Einzelheiten, die im weiteren Verlauf spezifisch märchenhaft sind und auf die geographische Herkunft der Geschichte zurückzuführen, erörtere ich jetzt — wie erwähnt — nicht. Dafür gehen wir gleich einen Schritt weiter im Lernprozess des reichen Mannes. Denn der findet tatsächlich statt. Erstmals denkt er auch mal an andere, an seine fünf Brüder. Die müssen doch gewarnt werden, damit ihnen nicht das gleiche Schicksal blüht! Aber wieder sieht er in Lazarus bloß den Laufburschen. Abraham kennt jedoch kein Erbarmen und ist nicht zu überreden: „Wozu Lazarus? Wie zu leben und wie nicht, das steht alles im Gesetz — in den Geboten –, außerdem haben sich die Propheten ausführlich geäußert!“ Nun kommt der reiche Mann mit seinem letzten und — wie er meint — stärksten Argument. Lazarus, wieder Lazarus soll’s richten. Aber diesmal nicht als Nachrichtenübermittler, sondern als die Nachricht selbst: „Seht, ich war tot, und ich bin zurückgekehrt, euch zur Umkehr zu bewegen!“

Zu überzeugen ist Abraham aber auch dadurch nicht, und ich gebe seine Antwort so wider, wie auch wir sie für uns begreifen können: „Wer nicht verstehen will, was in der Bibel steht, wird sich auch nicht vom Auferstandenen bekehren lassen!“

Wer den heutigen Predigttext in diesen Tagen hört, meint zuerst, kein anderer könnte so gut zu unserer momentanen gesellschaftlichen Lage passen wie der. Wir müssen nicht mehr — wie noch vor 20, 30 Jahren — in die weite Welt blicken: nach Südamerika, wo bis heute wenige Großgrundbesitzer alles haben und weite Teile der Bevölkerung nichts. Oder nach Afrika, wo sich eine korrupte politische Elite bis heute bereichert ohne Rücksicht auf ihr verhungerndes Volk. Oder auch nach Russland, wo wenige Neureiche von einer wirtschaftlichen Entwicklung derart profitieren, dass sie im Ausland mit Geld nur so um sich werfen, während andere immer häufiger und länger auf ihren Lohn warten und alte Leute von einer so niedrigen Rente leben, dass es hinten und vorn nicht reicht. Es genügt, dass „Finanzkrise“ und „notleidende Banken“ zu Wort und Unwort des Jahres 2008 gewählt sind. Es genügt, Namen zu wissen von zig unfähigen Managern und Firmenbossen! Sie jetzt auch noch mit ihrem Namen zu nennen, das wäre zu viel der Ehre! Es reicht aus, sich einzuschießen auf die ja tatsächlich vorhandenen schwarzen Schafe!
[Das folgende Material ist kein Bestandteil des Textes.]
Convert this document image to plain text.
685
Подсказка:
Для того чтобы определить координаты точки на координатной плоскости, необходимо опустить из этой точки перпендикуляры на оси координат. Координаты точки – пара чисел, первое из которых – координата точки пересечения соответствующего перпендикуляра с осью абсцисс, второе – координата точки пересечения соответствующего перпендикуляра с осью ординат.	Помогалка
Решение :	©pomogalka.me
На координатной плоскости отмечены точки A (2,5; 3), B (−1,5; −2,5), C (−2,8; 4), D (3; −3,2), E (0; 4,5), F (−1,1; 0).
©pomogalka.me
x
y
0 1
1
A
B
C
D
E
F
Natürlich gibt es Manager, die für eine Verantwortung, die sie dann doch nicht überneh- men, Millionen eingestrichen haben und nach Totalversagen auch noch mit goldenem Handschlag und einer Abfindung verabschiedet werden. Und natürlich liegt der Vergleich mit unserem Predigttext nahe, wenn wir daran denken, dass diese Reichen weder den Tausenden von Arbeitslosen, die ihnen den Verlust ihres Jobs „verdanken“, etwas von ihren Millionen abgeben, noch versuchen, im ganzen System, das sie schamlos ausgenutzt haben, etwas wieder gut zu machen. Und dann gibt es ja noch den gewaltigen Unterschied zwischen heute und der biblischen Zeit: Die Reichen von damals verfügten über keine Jahresgehälter von zehn Millionen und mehr! Wäre es also heute nicht noch einfacher, als Reicher gegenüber den Armen mit dem vielen Geld für ein wenig Linderung zu sorgen?

Aber genügt denn das wirklich? Reicht das tatsächlich? Die momentane Lage der Gesellschaft stellt auch eine Gefahr zu einem eingeengten Verständnis des Predigttextes dar. Wir übersehen leicht die Balken vor unseren eigenen Augen! Wie steht das denn damit?

Stocken wir unsere Spenden — aus wahrscheinlich kleineren Guthaben, Renten und Löhnen — auf, die sich in vergangenen Jahren doch wohl auch erhöht haben? Und worin sind wir sonst noch reich? Die Kraft der Jugend — wo kommt sie freudvoll dem Alter zugute? Die Erfahrung und Weisheit des Alters – wo werden sie behutsam eingesetzt, dass die Jugend sie annehmen kann? Wo nehmen wir den Schatz der eigenen Gesundheit dankbar und nicht als selbstverständlich hin, so dass wir unseren Nächsten nicht mit Ansprüchen überfordern, bloß weil wir selbst ihnen genügen können? Auch gegenseitiges Vertrauen stellt überall — dann nicht erst recht in Kirchengemeinden? – einen Schatz dar, den wir nicht nur selbst in Anspruch nehmen wollen, aber dann nicht den Brüdern und Schwestern verweigern dürfen!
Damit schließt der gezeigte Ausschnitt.